The Crowdfunding Breakdown!

The Crowdfunding Breakdown!

Debt Based Crowdfunding

P2P Lending is where the crowd lends money to a person or company
with the expectation of having the principle fully returned and
receiving interest similar to any loan. The benefit of this type of debt
funding is that you have the ability to receive lower than market rate
loans as you pay off the debt. The Companies and individuals that are
best suited for P2P Lending are planning on multiple rounds of funding,
but do not want to part with equity


Equity Based Crowdfunding

Equity crowdfunding is crowdfunding where the exchange is company
equity, or ownership, and not goods or services.
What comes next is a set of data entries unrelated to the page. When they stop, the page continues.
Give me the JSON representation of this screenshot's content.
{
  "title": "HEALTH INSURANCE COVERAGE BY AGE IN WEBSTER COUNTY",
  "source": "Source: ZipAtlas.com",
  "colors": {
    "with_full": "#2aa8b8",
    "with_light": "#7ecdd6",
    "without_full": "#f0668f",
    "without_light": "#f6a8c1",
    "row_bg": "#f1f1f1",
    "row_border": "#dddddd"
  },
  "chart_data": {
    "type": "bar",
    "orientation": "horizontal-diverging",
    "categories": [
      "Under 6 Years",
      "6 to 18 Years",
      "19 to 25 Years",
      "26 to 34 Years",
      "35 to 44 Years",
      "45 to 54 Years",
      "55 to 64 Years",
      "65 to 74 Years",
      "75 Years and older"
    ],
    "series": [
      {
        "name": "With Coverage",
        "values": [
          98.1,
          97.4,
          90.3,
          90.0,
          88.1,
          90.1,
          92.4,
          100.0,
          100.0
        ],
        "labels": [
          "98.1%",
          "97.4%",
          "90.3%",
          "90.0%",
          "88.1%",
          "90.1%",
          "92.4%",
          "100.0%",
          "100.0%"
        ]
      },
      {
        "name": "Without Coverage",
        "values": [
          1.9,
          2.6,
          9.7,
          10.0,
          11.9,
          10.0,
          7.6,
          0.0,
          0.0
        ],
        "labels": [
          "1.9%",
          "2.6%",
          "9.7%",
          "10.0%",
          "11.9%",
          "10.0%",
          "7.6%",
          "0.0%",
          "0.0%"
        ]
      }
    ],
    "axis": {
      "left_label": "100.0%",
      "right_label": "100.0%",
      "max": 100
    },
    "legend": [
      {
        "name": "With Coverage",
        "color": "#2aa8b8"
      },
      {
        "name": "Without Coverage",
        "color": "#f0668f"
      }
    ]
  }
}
The idea is very
similar to how common stock is bought and sold on the stock market.


Royalty Based Crowdfunding

If a founder doesn’t want to sell equity in his company to raise
money the royalty may be the answer to raise quick cash and keep control
of the company. Investors lend money for a guaranteed percentage of
revenues for whatever the business is selling.

Takeaway


Crowdfunding is a new mechanism for marketing and funding businesses
or project by promoting directly to the crowd using social media and
email marketing. There are an array of crowdfunding types that fit a
certain funding need. This is a rapidly growing industry that has the
ability to quickly create funding and marketing for any business or
creator in a low cost and efficient manner.